The Wellington region saw values rise by 3.2% over the past quarter and by 7.8% in the year to December, leaving the average value at $688,074.
In contrast, value growth across the Auckland Region decreased by 0.4% year-on-year although values were up slightly by 0.1% over the past quarter. The region’s average value is now $1,048,145.
Christchurch values inched up slightly over both the quarter and the year, leaving the city’s average value at $496,562.
Meanwhile, Hamilton values were down by 5% year-on-year (to $570,886), Tauranga values were up by 3.9% year-on-year (to $720,645) and Dunedin values were up by 11.2% year-on-year (to $434,903).
QV general manager David Nagel says the busy Christmas period can mean people put off buying or selling properties until the quieter New Year period.
“As a result, we often don’t see any dramatic changes in market activity or value growth – which appears to have been the case early this year.”

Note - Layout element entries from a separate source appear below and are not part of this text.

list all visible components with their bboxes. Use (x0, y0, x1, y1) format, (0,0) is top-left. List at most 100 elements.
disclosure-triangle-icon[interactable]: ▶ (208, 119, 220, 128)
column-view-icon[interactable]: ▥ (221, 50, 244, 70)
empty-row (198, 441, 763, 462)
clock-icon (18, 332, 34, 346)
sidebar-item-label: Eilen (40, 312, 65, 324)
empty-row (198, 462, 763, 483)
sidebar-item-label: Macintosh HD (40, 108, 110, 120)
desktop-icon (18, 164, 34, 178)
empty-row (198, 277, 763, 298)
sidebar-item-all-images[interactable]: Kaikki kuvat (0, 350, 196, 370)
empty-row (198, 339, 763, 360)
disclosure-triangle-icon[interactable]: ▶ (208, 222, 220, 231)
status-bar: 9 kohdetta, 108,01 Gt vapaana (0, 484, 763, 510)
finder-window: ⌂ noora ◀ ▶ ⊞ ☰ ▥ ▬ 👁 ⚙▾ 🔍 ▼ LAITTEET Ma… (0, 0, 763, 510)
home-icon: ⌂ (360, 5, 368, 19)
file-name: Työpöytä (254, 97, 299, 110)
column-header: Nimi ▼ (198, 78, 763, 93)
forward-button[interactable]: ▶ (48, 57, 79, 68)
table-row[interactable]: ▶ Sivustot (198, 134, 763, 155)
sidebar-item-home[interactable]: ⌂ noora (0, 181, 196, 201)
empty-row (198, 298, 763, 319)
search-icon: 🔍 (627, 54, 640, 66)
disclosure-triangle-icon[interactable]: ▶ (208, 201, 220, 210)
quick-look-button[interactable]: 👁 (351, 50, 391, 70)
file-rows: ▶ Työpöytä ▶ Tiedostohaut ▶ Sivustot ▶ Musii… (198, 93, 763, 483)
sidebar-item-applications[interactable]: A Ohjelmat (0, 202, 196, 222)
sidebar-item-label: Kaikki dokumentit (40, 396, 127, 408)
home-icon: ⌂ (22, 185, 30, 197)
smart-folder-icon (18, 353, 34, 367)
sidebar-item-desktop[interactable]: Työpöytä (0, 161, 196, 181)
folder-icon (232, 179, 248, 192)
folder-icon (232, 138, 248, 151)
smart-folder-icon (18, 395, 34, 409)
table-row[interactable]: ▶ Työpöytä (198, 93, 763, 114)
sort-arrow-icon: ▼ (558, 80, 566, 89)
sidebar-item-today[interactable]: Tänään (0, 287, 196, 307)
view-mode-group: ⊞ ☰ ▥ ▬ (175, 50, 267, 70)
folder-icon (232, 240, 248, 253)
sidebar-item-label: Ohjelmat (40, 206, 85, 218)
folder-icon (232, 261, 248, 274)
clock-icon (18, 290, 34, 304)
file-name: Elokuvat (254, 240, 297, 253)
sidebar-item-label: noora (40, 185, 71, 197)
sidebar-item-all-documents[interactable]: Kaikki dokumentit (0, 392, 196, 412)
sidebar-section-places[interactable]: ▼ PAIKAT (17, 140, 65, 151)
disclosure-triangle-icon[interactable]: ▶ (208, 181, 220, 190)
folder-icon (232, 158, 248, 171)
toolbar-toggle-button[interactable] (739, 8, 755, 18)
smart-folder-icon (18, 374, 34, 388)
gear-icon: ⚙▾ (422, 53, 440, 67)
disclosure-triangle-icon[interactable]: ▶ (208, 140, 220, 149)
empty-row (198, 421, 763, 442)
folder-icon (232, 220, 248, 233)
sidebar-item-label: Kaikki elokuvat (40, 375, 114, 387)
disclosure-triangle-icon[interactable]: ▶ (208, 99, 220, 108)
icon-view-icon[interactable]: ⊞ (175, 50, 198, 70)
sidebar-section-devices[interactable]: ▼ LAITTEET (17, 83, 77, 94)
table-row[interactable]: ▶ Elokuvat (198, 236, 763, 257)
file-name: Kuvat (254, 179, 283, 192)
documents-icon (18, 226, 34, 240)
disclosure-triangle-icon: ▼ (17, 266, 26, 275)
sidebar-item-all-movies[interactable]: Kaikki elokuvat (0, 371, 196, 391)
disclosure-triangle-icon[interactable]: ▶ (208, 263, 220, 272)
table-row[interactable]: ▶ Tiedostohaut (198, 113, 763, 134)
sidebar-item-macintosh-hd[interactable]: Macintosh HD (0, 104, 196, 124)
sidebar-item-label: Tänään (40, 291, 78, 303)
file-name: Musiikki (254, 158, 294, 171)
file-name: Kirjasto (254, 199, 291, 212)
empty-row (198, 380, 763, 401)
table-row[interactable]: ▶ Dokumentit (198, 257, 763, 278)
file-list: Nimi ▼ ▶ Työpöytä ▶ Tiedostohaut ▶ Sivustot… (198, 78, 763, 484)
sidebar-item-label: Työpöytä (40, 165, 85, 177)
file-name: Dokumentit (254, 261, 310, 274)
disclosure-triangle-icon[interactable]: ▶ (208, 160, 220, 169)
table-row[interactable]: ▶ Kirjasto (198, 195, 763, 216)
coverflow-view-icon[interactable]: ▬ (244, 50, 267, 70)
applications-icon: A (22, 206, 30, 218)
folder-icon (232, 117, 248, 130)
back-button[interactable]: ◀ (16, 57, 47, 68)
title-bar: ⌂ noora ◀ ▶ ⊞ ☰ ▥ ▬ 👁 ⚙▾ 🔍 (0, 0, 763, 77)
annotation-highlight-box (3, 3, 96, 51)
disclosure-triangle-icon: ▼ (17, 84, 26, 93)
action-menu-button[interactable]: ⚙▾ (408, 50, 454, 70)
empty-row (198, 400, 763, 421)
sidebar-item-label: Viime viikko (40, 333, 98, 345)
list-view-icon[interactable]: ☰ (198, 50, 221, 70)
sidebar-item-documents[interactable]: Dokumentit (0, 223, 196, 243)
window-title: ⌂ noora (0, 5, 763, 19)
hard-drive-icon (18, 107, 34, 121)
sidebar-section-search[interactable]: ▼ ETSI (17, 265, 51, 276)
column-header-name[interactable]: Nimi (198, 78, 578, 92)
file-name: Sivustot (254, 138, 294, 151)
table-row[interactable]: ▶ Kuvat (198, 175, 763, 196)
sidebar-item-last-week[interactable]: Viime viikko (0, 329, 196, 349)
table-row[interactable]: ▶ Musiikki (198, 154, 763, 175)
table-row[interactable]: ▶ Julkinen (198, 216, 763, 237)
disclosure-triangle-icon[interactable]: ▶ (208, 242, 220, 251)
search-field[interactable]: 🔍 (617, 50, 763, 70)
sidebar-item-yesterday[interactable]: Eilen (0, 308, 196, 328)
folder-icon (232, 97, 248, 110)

A point of interest is the continued growth on many smaller regional towns, he says.
“This was particularly in the central and upper North Island. Kawerau, Carterton, South Waikato and Ruapehu in particular continue to see strong quarterly growth figures on top of solid annual growth.”
Kawerau, Carterton and South Waikato saw quarterly value growth of 22.7%, 9.9% and 9.1% respectively.
In terms of annual value growth, Kawerau leads the way - up 30.1%, followed by Wairoa (27.4%) and Ruapehu (20.9%).
However, going forward, Nagel expects the loosening of the LVR restrictions to enable some new first home buyers and investors to enter the market in the coming months.
“I don’t anticipate this impact to be overly significant, but it may help drive a busy property market in the early stages of 2019.”
For CoreLogic head of research Nick Goodall, the December data closes out the 2018 property market in a relatively similar way to last year – with continued weakness in the largest cities and inconsistent growth elsewhere.
He says the market leading into the summer months stayed consistent in December, albeit with the usual reduction in overall activity as well.
“Responsible bank lending standards remain and have been a defining factor of the property market in 2018.”
However, solid market foundations also continue and these shape Goodall’s expectation that the 2019 market will perform similarly to last year.
Many eyes will be on the Government, the Reserve Bank and the banks themselves as they hold so many of the influencer cards, he adds.